CREATE FULLTEXT INDEX docFulltext IF NOT EXISTS
FOR (n:Document) ON EACH [n.title, n.content]

-- 2. Insert with managed embedding
UNWIND $docs AS d
MERGE (n:Document {id: d.id})
SET   n.title   = d.title,
      n.content = d.content
WITH EMBEDDING
RETURN count(n) AS upserted

-- 3. Query both
CALL db.index.vector.queryNodes('docEmbeddings', 20, 'graph database performance')
YIELD node, score
RETURN node.id, node.title, score

Per-database master switches

Each database has independent BM25 and vector master switches plus warming triggers. Defaults reproduce today's behaviour: both enabled, both built at startup.

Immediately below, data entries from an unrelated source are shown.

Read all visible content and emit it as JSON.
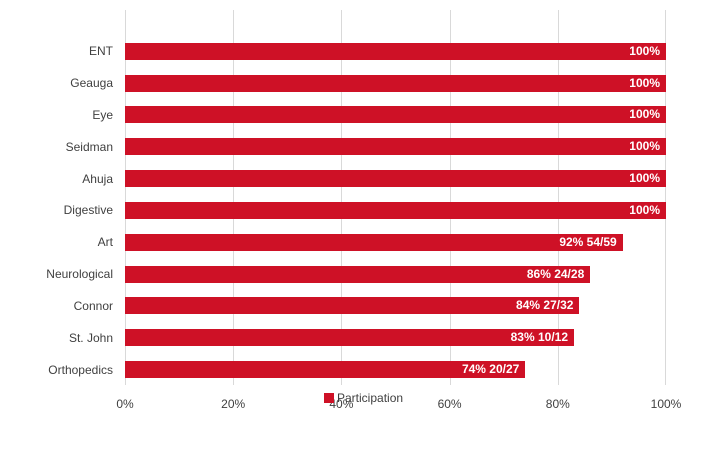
{
  "chart_data": {
    "type": "bar",
    "orientation": "horizontal",
    "title": "",
    "xlabel": "",
    "ylabel": "",
    "xlim": [
      0,
      100
    ],
    "grid": "vertical-on",
    "categories": [
      "ENT",
      "Geauga",
      "Eye",
      "Seidman",
      "Ahuja",
      "Digestive",
      "Art",
      "Neurological",
      "Connor",
      "St. John",
      "Orthopedics"
    ],
    "series": [
      {
        "name": "Participation",
        "values": [
          100,
          100,
          100,
          100,
          100,
          100,
          92,
          86,
          84,
          83,
          74
        ],
        "bar_labels": [
          "100%",
          "100%",
          "100%",
          "100%",
          "100%",
          "100%",
          "92% 54/59",
          "86% 24/28",
          "84% 27/32",
          "83% 10/12",
          "74% 20/27"
        ]
      }
    ],
    "x_ticks": [
      {
        "value": 0,
        "label": "0%"
      },
      {
        "value": 20,
        "label": "20%"
      },
      {
        "value": 40,
        "label": "40%"
      },
      {
        "value": 60,
        "label": "60%"
      },
      {
        "value": 80,
        "label": "80%"
      },
      {
        "value": 100,
        "label": "100%"
      }
    ],
    "legend": {
      "position": "bottom",
      "entries": [
        {
          "label": "Participation",
          "color": "#CE1126"
        }
      ]
    },
    "colors": {
      "bar": "#CE1126",
      "grid": "#D9D9D9",
      "axis_text": "#404040",
      "category_text": "#404040",
      "bar_label_text": "#FFFFFF",
      "background": "#FFFFFF"
    }
  }
}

Any caller (HTTP, Bolt, GraphQL, gRPC, Cypher procedures) sees the same contract because the gating lives on search.Service.

Setting (per DB or global) What changes
NORNICDB_SEARCH_BM25_ENABLED=false No BM25 build, no fulltext docs ingested. db.index.fulltext.queryNodes returns empty.
NORNICDB_SEARCH_VECTOR_ENABLED=false No ANN substrate built or loaded. db.index.vector.queryNodes returns empty + WARN log; query does not error.
NORNICDB_SEARCH_*_WARMING=lazy First inbound search blocks synchronously while the build runs; subsequent calls are warm.
Both *_ENABLED=false POST /nornicdb/search returns 503 search_disabled_for_database, retryable: false.

Health/liveness probes must NOT target /nornicdb/search for warming=lazy or any *_enabled=false database — every probe would either trigger the build or stream 503 responses that look like real failures. Use /nornicdb/health (DB-agnostic) or /admin/databases/{name}/config (lookup-only) instead.

See docs/operations/configuration.md#per-database-search-index-control for the full matrix and yaml examples.